Objective: To systematically review the evidence for pharmacologic management of outwardly directed aggressive behavior in general adult psychiatry.
Data sources: Literature searches in PubMed, EMBASE, PsycINFO, and Cochrane libraries from 1966 through March 2005 were used to identify relevant studies. The keywords aggression, violence, anger, and hostility combined with drug therapy, psychotropic drugs, adrenergic beta-antagonists, anticonvulsants, anti-depressants, antipsychotic agents, benzodiazepines, and lithium were searched. Furthermore, the retrieved publications were searched for additional references.
Study selection: All randomized controlled trials addressing pharmacotherapy for aggression or aggression-related symptoms were included, except studies addressing the "emergency situation" and studies conducted in specialized psychiatric or non-psychiatric settings.
Data extraction: Evidence synthesis was performed using the "best-evidence principle." Two authors independently adjudicated methodological quality and generalizability to daily clinical practice.
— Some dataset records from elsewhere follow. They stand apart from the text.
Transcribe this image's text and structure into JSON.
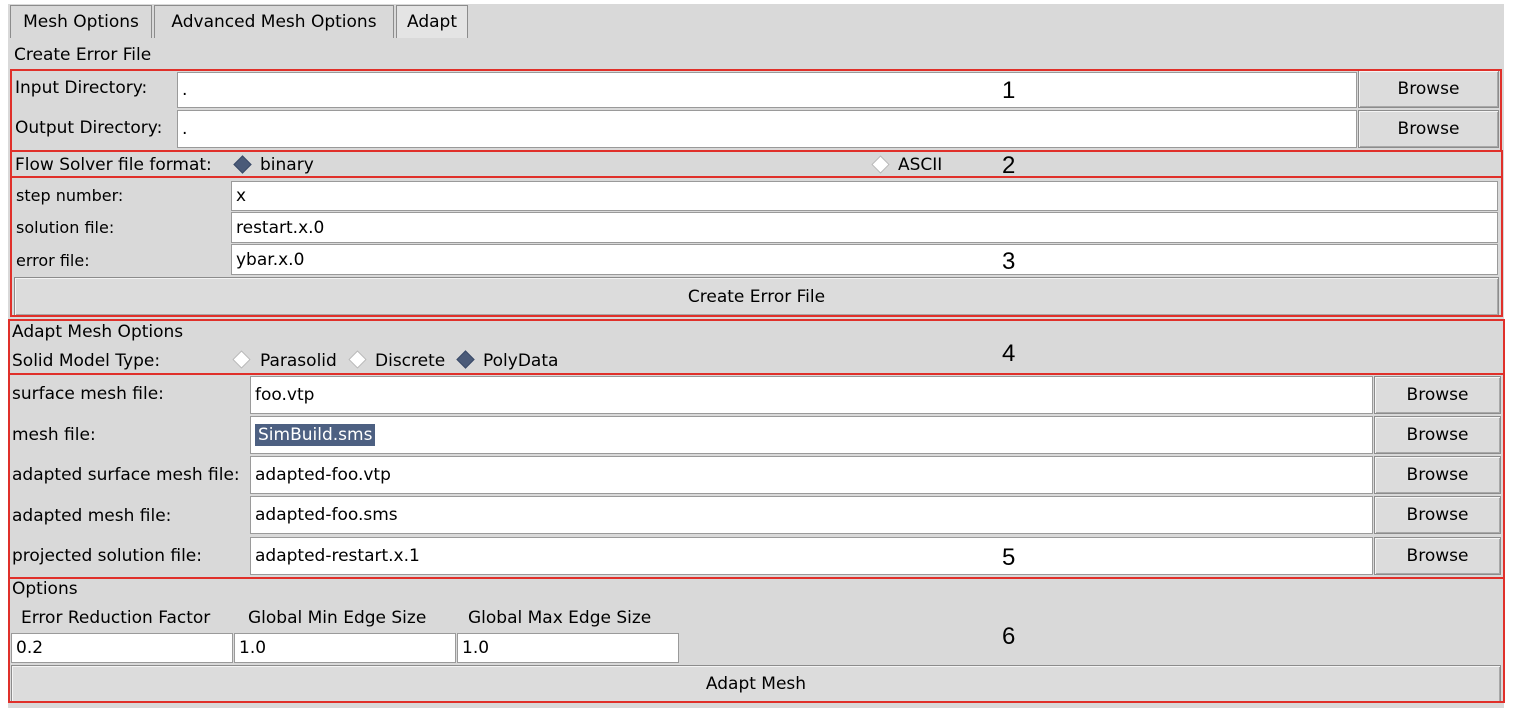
{
  "tabs": [
    {
      "label": "Mesh Options",
      "active": false
    },
    {
      "label": "Advanced Mesh Options",
      "active": false
    },
    {
      "label": "Adapt",
      "active": true
    }
  ],
  "create_error": {
    "section_title": "Create Error File",
    "input_dir": {
      "label": "Input Directory:",
      "value": ".",
      "button": "Browse"
    },
    "output_dir": {
      "label": "Output Directory:",
      "value": ".",
      "button": "Browse"
    },
    "format": {
      "label": "Flow Solver file format:",
      "options": [
        "binary",
        "ASCII"
      ],
      "selected": "binary"
    },
    "step_number": {
      "label": "step number:",
      "value": "x"
    },
    "solution_file": {
      "label": "solution file:",
      "value": "restart.x.0"
    },
    "error_file": {
      "label": "error file:",
      "value": "ybar.x.0"
    },
    "button": "Create Error File"
  },
  "adapt_mesh": {
    "section_title": "Adapt Mesh Options",
    "solid_model": {
      "label": "Solid Model Type:",
      "options": [
        "Parasolid",
        "Discrete",
        "PolyData"
      ],
      "selected": "PolyData"
    },
    "files": [
      {
        "label": "surface mesh file:",
        "value": "foo.vtp",
        "button": "Browse"
      },
      {
        "label": "mesh file:",
        "value": "SimBuild.sms",
        "button": "Browse"
      },
      {
        "label": "adapted surface mesh file:",
        "value": "adapted-foo.vtp",
        "button": "Browse"
      },
      {
        "label": "adapted mesh file:",
        "value": "adapted-foo.sms",
        "button": "Browse"
      },
      {
        "label": "projected solution file:",
        "value": "adapted-restart.x.1",
        "button": "Browse"
      }
    ]
  },
  "options": {
    "section_title": "Options",
    "error_reduction": {
      "label": "Error Reduction Factor",
      "value": "0.2"
    },
    "global_min": {
      "label": "Global Min Edge Size",
      "value": "1.0"
    },
    "global_max": {
      "label": "Global Max Edge Size",
      "value": "1.0"
    },
    "button": "Adapt Mesh"
  },
  "annotations": [
    "1",
    "2",
    "3",
    "4",
    "5",
    "6"
  ],
  "colors": {
    "annotation_border": "#e0302a",
    "panel": "#d9d9d9",
    "radio_selected": "#4a5a78",
    "selection": "#4d6082"
  }
}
Data synthesis: Thirty-five randomized controlled trials met the inclusion criteria and were evaluated. On the basis of a best-evidence synthesis model, weak evidence for antiaggressive effects of antipsychotics, anti-depressants, anticonvulsants, and beta-adrenergic-blocking drugs was found. Atypical antipsychotics appeared superior to typical antipsychotics. The use of various outcome measures and insufficient data reporting in the individual studies hampered the quantitative assessment of efficacy across studies. Further limitations of the available randomized controlled trials included small sample sizes, short study duration, and poor generalizability to daily clinical practice setting.
Conclusions: Whereas pharmacotherapy is frequently applied in aggressive patients, only weak evidence of efficacy of various drug classes was found. Consensus about the use of aggression measurement scales in clinical trials is necessary for future research. Furthermore, large-scale trials with more naturalistic designs, as opposed to classical randomized controlled trials with strict inclusion and exclusion criteria, may be advisable in order to obtain results that are more generalizable to daily clinical practice.